La belleza...


La belleza siempre nos fascina y la consideramos como el signo externo de la bondad. 


Para los niños pequeños, cualquier cosa que proporcione placer es buena: una piel tersa, música, luces de colores, dulces. ¡Qué decepción averiguar que el suave gatito tiene garras que rasguñan!


A medida que crecemos nuestras nociones de belleza y placer se profundizan y se vuelven más complejas. 


Observamos que, con frecuencia, la belleza de las personas es un reflejo de su yo espiritual, y que la belleza física es superficial e insatisfactoria a menos que esté acompañada de un espíritu generoso.


Esto es lo que se llama ordenar nuestras prioridades: decidir o descubrir que la virtud no es aburrida, sino algo esencial. 

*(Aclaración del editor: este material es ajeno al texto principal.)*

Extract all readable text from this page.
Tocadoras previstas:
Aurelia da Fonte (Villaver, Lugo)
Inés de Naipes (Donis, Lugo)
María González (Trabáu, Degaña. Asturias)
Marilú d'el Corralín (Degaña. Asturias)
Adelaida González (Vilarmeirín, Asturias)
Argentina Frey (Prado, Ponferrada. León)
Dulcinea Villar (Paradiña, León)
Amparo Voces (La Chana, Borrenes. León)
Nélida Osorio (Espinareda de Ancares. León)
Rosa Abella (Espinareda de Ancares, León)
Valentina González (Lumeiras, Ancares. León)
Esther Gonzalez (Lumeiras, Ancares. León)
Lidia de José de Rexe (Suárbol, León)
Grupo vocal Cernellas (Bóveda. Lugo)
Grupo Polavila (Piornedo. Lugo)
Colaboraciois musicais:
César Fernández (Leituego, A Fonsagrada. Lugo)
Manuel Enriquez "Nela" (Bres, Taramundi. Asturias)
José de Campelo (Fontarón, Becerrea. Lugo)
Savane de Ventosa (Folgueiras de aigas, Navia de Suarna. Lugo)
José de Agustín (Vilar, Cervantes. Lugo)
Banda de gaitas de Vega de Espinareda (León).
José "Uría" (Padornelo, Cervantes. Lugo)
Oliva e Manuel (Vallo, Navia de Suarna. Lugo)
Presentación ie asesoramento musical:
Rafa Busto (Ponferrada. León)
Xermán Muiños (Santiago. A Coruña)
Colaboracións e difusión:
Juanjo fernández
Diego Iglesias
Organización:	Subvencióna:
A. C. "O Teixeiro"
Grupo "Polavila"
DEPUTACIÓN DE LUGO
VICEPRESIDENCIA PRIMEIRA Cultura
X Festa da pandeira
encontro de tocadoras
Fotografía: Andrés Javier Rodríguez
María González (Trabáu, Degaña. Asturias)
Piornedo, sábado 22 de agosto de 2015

La honestidad, la confiabilidad y la veracidad son algo que buscamos en los demás y que tratamos de alcanzar. Estas virtudes son mejores que las ropas o los coches.


Dice un refrán: “En la edad madura, tenemos los rostros que merecemos". 


Todos hemos visto el daño que el egoísmo o la disipación dejan en los rostros de antiguas bellezas. 


Cuando nuestros espíritus sean fuertes, duraderos y compasivos, seremos agradables a la vista.


La fuerza y la ternura son más bellas que los pómulos altos o el cabello rizado. Yo merezco esas virtudes.